CLEVELAND -- The U. S. Senate could vote any day now on the "internet sales tax bill."
The bill would force online retailers to collect both state and local sales taxes. Local small businesses say the added costs could affect their growth.
Deby Cowdin started "From the Blue Bag" seven years ago after a friend dared her to create something functional from a wine bottle. She collects alcohol bottles from bars and restaurants across Northeast Ohio and makes them into serving platters.
"I started at farmers markets at Crocker Park and now we're in over 300 stores and do art shows all over the U.S.," says Cowdin.
But the biggest growth she's seen is not from a market stand.
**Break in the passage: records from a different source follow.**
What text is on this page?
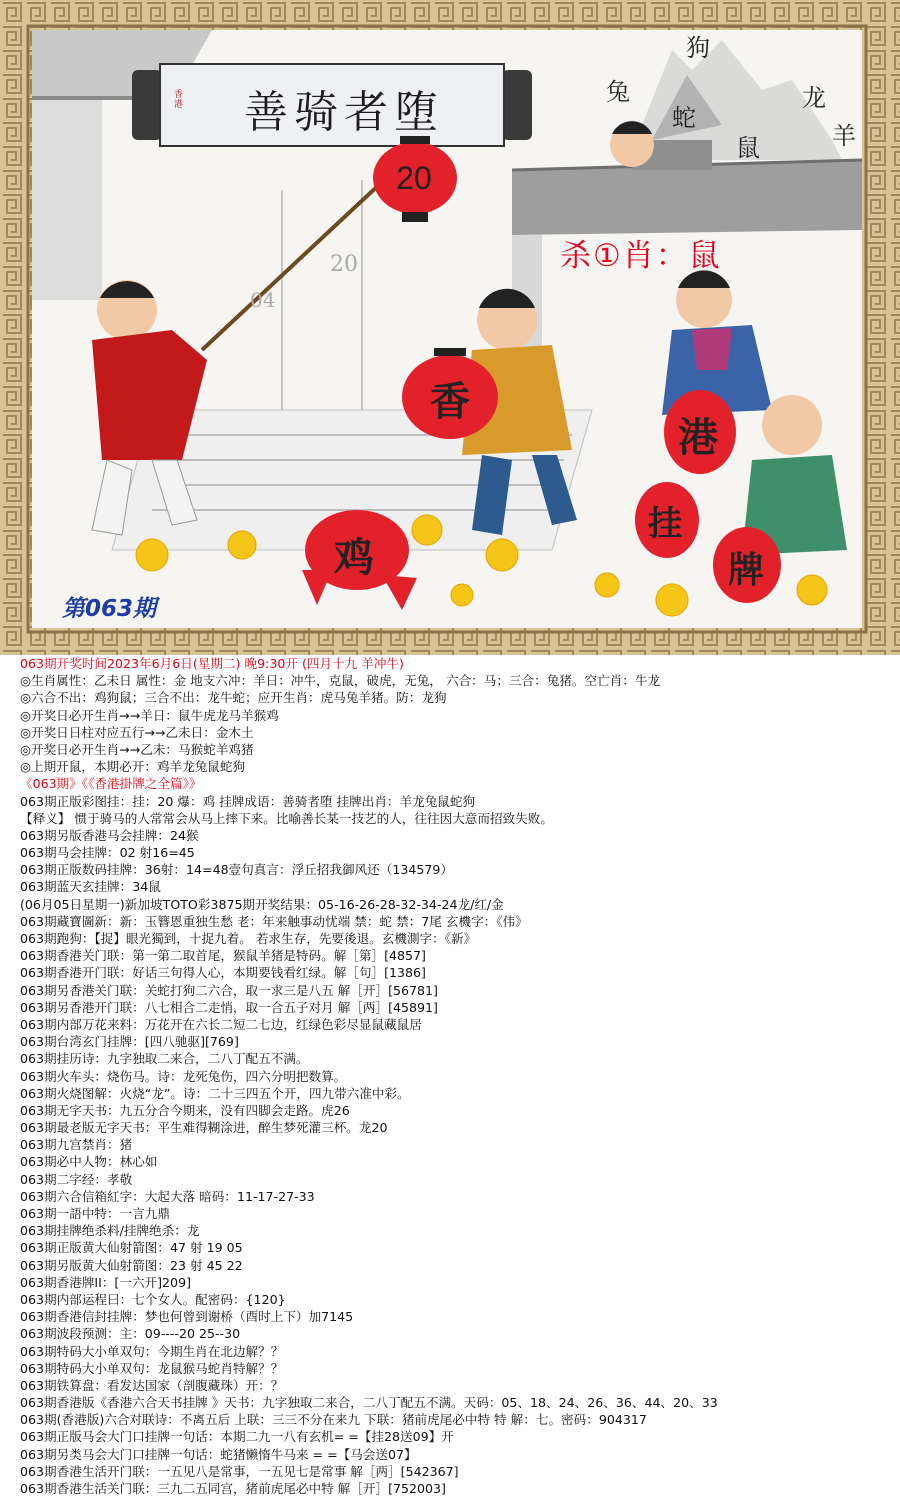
香港	善骑者堕
20
狗
兔	龙
蛇
羊
鼠
20
04
杀①肖：鼠
香
港
挂
牌
鸡
第063期
063期开奖时间2023年6月6日(星期二) 晚9:30开 (四月十九 羊冲牛)
◎生肖属性：乙未日 属性：金 地支六冲：羊日：冲牛，克鼠，破虎，无兔， 六合：马；三合：兔猪。空亡肖：牛龙
◎六合不出：鸡狗鼠；三合不出：龙牛蛇；应开生肖：虎马兔羊猪。防：龙狗
◎开奖日必开生肖→→羊日：鼠牛虎龙马羊猴鸡
◎开奖日日柱对应五行→→乙未日：金木土
◎开奖日必开生肖→→乙未：马猴蛇羊鸡猪
◎上期开鼠，本期必开：鸡羊龙兔鼠蛇狗
《063期》《《香港掛牌之全篇》》
063期正版彩图挂：挂：20 爆：鸡 挂牌成语：善骑者堕 挂牌出肖：羊龙兔鼠蛇狗
【释义】 惯于骑马的人常常会从马上摔下来。比喻善长某一技艺的人，往往因大意而招致失败。
063期另版香港马会挂牌：24猴
063期马会挂牌：02 射16=45
063期正版数码挂牌：36射：14=48壹句真言：浮丘招我御风还（134579）
063期蓝天玄挂牌：34鼠
(06月05日星期一)新加坡TOTO彩3875期开奖结果：05-16-26-28-32-34-24龙/红/金
063期藏寶圖新：新：玉簪恩重独生愁 老：年来触事动忧端 禁：蛇 禁：7尾 玄機字：《伟》
063期跑狗：【捉】眼光獨到，十捉九着。 若求生存，先要後退。玄機測字：《新》
063期香港关门联：第一第二取首尾，猴鼠羊猪是特码。解［第］[4857]
063期香港开门联：好话三句得人心，本期要钱看红绿。解［句］[1386]
063期另香港关门联：关蛇打狗二六合，取一求三是八五 解［开］[56781]
063期另香港开门联：八七相合二走悄，取一合五子对月 解［两］[45891]
063期内部万花来料：万花开在六长二短二七边，红绿色彩尽显鼠藏鼠居
063期台湾玄门挂牌：[四八驰驱][769]
063期挂历诗：九字独取二来合，二八丁配五不满。
063期火车头：烧伤马。诗：龙死兔伤，四六分明把数算。
063期火烧图解：火烧“龙”。诗：二十三四五个开，四九带六准中彩。
063期无字天书：九五分合今期来，没有四脚会走路。虎26
063期最老版无字天书：平生难得糊涂进，醉生梦死灌三杯。龙20
063期九宫禁肖：猪
063期必中人物：林心如
063期二字经：孝敬
063期六合信箱紅字：大起大落 暗码：11-17-27-33
063期一語中特：一言九鼎
063期挂牌绝杀料/挂牌绝杀：龙
063期正版黄大仙射箭图：47 射 19 05
063期另版黄大仙射箭图：23 射 45 22
063期香港牌II：[一六开]209]
063期内部运程曰：七个女人。配密码：{120}
063期香港信封挂牌：梦也何曾到谢桥（酉时上下）加7145
063期波段预测：主：09----20 25--30
063期特码大小单双句：今期生肖在北边解？？
063期特码大小单双句：龙鼠猴马蛇肖特解？？
063期铁算盘：看发达国家（剖腹藏珠）开：？
063期香港版《香港六合天书挂牌 》天书：九字独取二来合，二八丁配五不满。天码：05、18、24、26、36、44、20、33
063期(香港版)六合对联诗：不离五后 上联：三三不分在来九 下联：猪前虎尾必中特 特 解：七。密码：904317
063期正版马会大门口挂牌一句话：本期二九一八有玄机= =【挂28送09】开
063期另类马会大门口挂牌一句话：蛇猪懒惰牛马来 = =【马会送07】
063期香港生活开门联：一五见八是常事，一五见七是常事 解［两］[542367]
063期香港生活关门联：三九二五同宫，猪前虎尾必中特 解［开］[752003]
It's from internet sales, where customers across the country can order a one of a kind piece with no sales tax.
At least for now.
A bipartisan group in the Senate wants to change the law so that any company making over $1 million in revenue would charge sales tax online. They say the advantage given to online shops undercuts brick and mortar stores.
"Online retailers -- who do not collect sales taxes -- can sometimes undercut the price a brick-and-mortar retailer can charge by 10 or more percent, just because of this situation," says David French, Government Relations for the National Retail Federation.
One study estimates the government is missing out on about $23 billion in sales tax revenue from last year alone.
But business owners like Cowdin say this type of law could stunt the growth of a small business, trying to make it on a national scale.
"They're already paying for shipping. So, it's almost like a punishment for them. So, it's not going to give my customer any incentive. And it may also deter them because $10 can make a big difference," says Cowdin.
The argument lawmakers are also making is that this is not a new tax. Typically, the consumer is responsible for reporting any online purchases without sales tax when they file their taxes. In most cases that doesn't always happen.